Much of the union opposition here stems from a sunny devotion to all things statist. In a recent speech, in which he condemned the new school-choice program as part of an ongoing political campaign to privatize public education, Mr. Manners celebrated his union’s mantra: We choose public health care over private profit. We choose public power over private greed. And, we choose public services over private interest.

The union has even tarred all private schools as sexist and homophobic. Scratch the surface of some of these private schools, Manners once said — without marshaling any evidence — and you will find homophobic beliefs. Private schools, he continued, do not reflect the diversity of the province and, in some of them, their views regarding male-female relations do not live up to the standards that this country and this province has set.

All of this is nonsense. A quarter of students in Canada’s private schools are immigrants; 29 percent come from families earning less than $40,000 a year.

The school-choice drive here neither promotes the private system nor despoils the public one. It’s about giving parents options, and, more particularly, giving poor parents more of the options that wealthier parents have always enjoyed.

What might surprise Americans is that many Canadians actually have greater parental choice than Americans do in education. These choices include publicly funded private schools, greater freedom for homeschoolers, and charter schools.

Several Canadian provinces offer public funding to qualifying private schools, including religious schools. In fact, over 90 percent of the population enjoys a panoply of publicly funded school choices. In several provinces, these funds take the form of per-pupil funding directly to schools, much like vouchers, although the province of Ontario is currently offering a 20 percent refundable tax credit for parents whose children attend private schools.

All Canadians are eligible for a federal charitable-donation tax credit for the portion of private-school tuition at religious schools that is tied to religious instruction, as well as a tax deduction for the portion of tuition that represents child-care costs.

In those provinces that fund private schools, there is a statistically weaker correlation between socioeconomic status and educational achievement. When funding follows children to the parents’ choice of school, parental satisfaction and test scores shoot upwards.

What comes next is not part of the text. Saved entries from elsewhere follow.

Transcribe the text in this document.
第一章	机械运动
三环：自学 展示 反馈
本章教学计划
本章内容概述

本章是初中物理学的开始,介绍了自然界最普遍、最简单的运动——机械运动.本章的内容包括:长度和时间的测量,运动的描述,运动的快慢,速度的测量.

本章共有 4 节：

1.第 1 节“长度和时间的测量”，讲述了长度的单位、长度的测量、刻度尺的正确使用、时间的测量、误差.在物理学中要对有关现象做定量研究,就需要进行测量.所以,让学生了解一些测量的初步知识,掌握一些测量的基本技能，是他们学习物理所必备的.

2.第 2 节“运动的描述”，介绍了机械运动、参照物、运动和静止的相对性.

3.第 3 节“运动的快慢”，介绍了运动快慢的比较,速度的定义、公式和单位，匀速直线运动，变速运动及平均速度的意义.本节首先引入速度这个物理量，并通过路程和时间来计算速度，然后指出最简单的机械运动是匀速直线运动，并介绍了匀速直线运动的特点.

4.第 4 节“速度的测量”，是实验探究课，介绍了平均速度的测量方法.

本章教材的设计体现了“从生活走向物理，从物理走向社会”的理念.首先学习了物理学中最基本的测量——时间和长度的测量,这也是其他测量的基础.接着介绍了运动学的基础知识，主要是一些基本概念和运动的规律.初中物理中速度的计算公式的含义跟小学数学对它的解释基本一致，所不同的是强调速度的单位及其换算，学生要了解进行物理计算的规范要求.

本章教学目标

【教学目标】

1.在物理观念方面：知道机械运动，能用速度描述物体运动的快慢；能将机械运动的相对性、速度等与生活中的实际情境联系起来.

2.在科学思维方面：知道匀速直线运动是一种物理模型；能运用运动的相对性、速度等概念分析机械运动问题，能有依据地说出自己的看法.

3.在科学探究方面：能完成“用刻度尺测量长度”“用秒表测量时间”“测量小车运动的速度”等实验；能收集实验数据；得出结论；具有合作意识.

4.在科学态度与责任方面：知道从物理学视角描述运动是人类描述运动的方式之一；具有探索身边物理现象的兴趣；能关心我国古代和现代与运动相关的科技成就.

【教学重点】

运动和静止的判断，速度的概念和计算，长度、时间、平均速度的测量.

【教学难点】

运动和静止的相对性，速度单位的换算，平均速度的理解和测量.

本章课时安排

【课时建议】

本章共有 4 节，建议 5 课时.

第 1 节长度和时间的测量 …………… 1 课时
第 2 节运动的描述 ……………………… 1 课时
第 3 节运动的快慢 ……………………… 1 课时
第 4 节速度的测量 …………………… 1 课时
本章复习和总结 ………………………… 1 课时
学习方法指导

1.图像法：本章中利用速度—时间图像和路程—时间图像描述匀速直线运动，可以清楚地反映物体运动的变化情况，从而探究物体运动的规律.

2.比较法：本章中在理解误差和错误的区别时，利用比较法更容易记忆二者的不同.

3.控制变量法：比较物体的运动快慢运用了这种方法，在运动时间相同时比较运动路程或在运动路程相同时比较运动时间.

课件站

Meanwhile, there is no empirical evidence showing that support for school choice has hurt anyone. In fact, greater school choice can promote fairness and can co-exist with a strong public system. All parents appreciate this instinctively, especially single parents trying to make ends meet — and they represented 26 percent of the thousands of applications to Canada’s first private school-choice program. Why, then, don’t the teachers’ unions care about poor people?